Thomas Ogden
Thomas Ogden is a Senior ML Engineer in Financial Engineering at Spotify. He builds tools, mostly with probabilistic machine learning on sequences and graphs. He once did a PhD in Quantum Optics theory and still thinks about physics a lot.
Session
Sailors avoid the word ‘rope’. Once it has a job, it becomes a line with a specific name: halyard, sheet or warp. In forecasting, we often do the opposite — projections, baselines, scenarios and targets all end up being called ‘the forecast’.
In practice, forecasts live in a high-dimensional space. They vary by origin date, prediction horizon, scenario assumptions, uncertainty representation, reconciliation level and decision context. Treating them as a single artefact creates ambiguity, semantic drift and misaligned expectations.

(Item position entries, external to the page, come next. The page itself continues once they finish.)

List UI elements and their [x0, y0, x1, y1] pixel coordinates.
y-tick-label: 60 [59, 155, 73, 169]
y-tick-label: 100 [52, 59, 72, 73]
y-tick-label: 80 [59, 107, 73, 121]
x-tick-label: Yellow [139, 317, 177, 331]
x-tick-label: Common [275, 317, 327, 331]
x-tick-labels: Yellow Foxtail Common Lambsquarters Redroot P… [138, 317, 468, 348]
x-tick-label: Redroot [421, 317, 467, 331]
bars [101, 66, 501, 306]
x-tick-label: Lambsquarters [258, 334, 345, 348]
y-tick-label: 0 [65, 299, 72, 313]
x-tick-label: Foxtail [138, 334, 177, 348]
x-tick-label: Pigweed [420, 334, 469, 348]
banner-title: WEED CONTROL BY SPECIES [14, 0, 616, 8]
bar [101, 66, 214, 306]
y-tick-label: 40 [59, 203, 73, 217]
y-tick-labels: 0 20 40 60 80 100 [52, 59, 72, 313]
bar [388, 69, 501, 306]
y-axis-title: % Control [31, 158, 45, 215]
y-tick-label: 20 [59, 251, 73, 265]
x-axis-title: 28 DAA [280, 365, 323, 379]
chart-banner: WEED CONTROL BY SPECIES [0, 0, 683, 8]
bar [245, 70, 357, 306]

In this talk, I’ll show how we reframed forecasting at Spotify as a structured prediction problem rather than simply a modelling task. I’ll cover practical design patterns for representing forecast objects across multiple origins and scenarios, handling probabilistic outputs, implementing hierarchical reconciliation and tracking lineage and versioning in Python-based systems.
Aimed at data scientists and ML engineers working with production systems, this talk offers a framework for thinking about forecast dimensionality and concrete implementation patterns you can apply in your own forecasting platforms.